Tang Fan's lips thin into a grimace as he swallows thickly, treating Sui Zhou to the slow bloom of the bruise on his pale throat. He feels a twinge of guilt, though it is quickly stifled by consternation that he cares that much at all. He was not the one who snuck into a strange man's room and shook him awake in the dead of the dark. Perhaps the shock and the sting of it will serve as a lesson to him, in propriety if not caution.

"Not here," says Tang Fan, hushed. "Come with me, I'll explain it as we go."

He reaches between them to tug at the sleeve of Sui Zhou's sleep shirt, and Sui Zhou blinks at him. "Why?" he asks. Stupidly. He feels helplessly unguarded, baffled as to why he is even entertaining this, this— tryst. Perhaps he is still dreaming. It would not be his strangest.

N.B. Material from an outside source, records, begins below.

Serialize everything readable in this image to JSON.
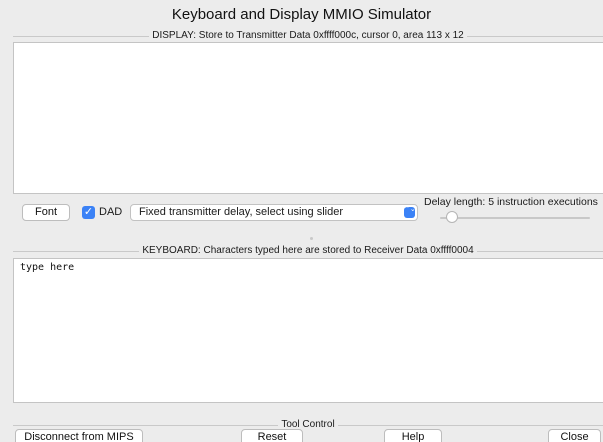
{
  "window": {
    "title": "Keyboard and Display MMIO Simulator"
  },
  "display": {
    "group_title": "DISPLAY: Store to Transmitter Data 0xffff000c, cursor 0, area 113 x 12",
    "content": ""
  },
  "controls": {
    "font_button": "Font",
    "dad_checked": true,
    "dad_check_glyph": "✓",
    "dad_label": "DAD",
    "delay_mode_selected": "Fixed transmitter delay, select using slider",
    "select_arrow_glyph": "⌃⌄",
    "delay_label": "Delay length: 5 instruction executions",
    "delay_value": 5
  },
  "keyboard": {
    "group_title": "KEYBOARD: Characters typed here are stored to Receiver Data 0xffff0004",
    "content": "type here"
  },
  "tool_control": {
    "group_title": "Tool Control",
    "disconnect_button": "Disconnect from MIPS",
    "reset_button": "Reset",
    "help_button": "Help",
    "close_button": "Close"
  },
  "colors": {
    "accent": "#3b82f6",
    "background": "#ececec",
    "text_area": "#ffffff"
  }
}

"I trust you," says Tang Fan simply. His voice lilts at the end of it, as though he is questioning not himself for the statement but why Sui Zhou is not managing to follow it.

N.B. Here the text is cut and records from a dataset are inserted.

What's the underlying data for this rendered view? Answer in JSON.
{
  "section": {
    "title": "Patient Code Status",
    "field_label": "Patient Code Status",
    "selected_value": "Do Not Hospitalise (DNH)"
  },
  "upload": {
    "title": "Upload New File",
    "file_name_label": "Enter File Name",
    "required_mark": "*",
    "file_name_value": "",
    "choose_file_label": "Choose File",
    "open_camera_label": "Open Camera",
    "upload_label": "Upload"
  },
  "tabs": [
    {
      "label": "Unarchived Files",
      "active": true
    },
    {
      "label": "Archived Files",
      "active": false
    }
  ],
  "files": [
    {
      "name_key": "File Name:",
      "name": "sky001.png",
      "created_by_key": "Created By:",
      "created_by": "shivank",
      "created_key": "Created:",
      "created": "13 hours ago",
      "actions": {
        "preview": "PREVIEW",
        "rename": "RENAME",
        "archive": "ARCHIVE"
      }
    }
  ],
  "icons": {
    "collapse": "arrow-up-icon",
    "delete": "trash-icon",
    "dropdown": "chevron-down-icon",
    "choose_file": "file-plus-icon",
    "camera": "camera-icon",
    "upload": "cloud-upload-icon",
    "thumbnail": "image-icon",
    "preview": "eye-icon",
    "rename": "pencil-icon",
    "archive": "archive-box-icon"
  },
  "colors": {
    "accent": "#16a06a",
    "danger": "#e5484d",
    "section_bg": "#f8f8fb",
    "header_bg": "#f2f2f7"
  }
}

You do not know who I am, Sui Zhou thinks in disbelief. But then, he supposes that could be rightly untrue. Many people do know of Sui Zhou, in one iterative facet or another. And he had known of Tang Fan. Perhaps he has his own reputation that has carried between the academics, here, too.

"All right," Sui Zhou accedes. It seems to be the easiest road to travel down for now. The worst that will surely come of it is that his time will be wasted, and it is his time of all things that has the least value to him. He doubts he will sleep again before morning comes, anyway, by the grace of Tang Fan's insistence. Once daylight arrives and the rest of the Archives awakes, Sui Zhou can find someone to take him off his hands — and keep him there.

"All right? All right." Tang Fan's hand flits out between them again, long fingers giving another presumptuous tug of his sleeve. "Well?" he prods impatiently. "Are you coming?"

"May I dress first?" Sui Zhou objects, exasperation tacking his tone. Tang Fan straightens abruptly, at that, gaze swooping down him from tip to toe and back again, as though taking in his state — and its undress — for the first time.

"Well." Tang Fan swallows again, an odd expression flickering over his stiffening features. "If you must," he allows slowly, stilted.

And since indeed Sui Zhou must, he does, pulling his middle robe over himself and toeing on his boots before he deigns he's decent enough to follow Tang Fan off on his little secretive excursion, wherever it may end up being to.


Notes

It turns out what Tang Fan needs Sui Zhou's help with is suspected forgery — and also a dead body between the stacks.

Sometime last year, I attempted to exorcise in a groupchat a pre-canon AU where Sui Zhou was a soldier stationed at the Yellow Register Archives on Lake Houhu and Tang Fan was a jiansheng who uncovered White Lotus interference. It definitely deserves a lot more love than I think I can give it, but maybe I will revisit with a continuation someday.

I took liberties with absolutely everything in order to bend them into a shape that would accommodate this particular set-up of them both still having their chance encounter in the capital pre-canon and then meeting again here. Like a week from now Sui Zhou is going to see Tang Fan all grubby with dirt, the pieces are going to fall into place, and he's going to be kicking himself all the way back to Beijing while internalising the really complicated situation in his head of whether he should tell Tang Fan they've met before or not. (Tang Fan already knows, and has already been through his whole cycle of aggrievance over the fact the handsome guard who helped him did not, apparently, consider him mutually memorable.)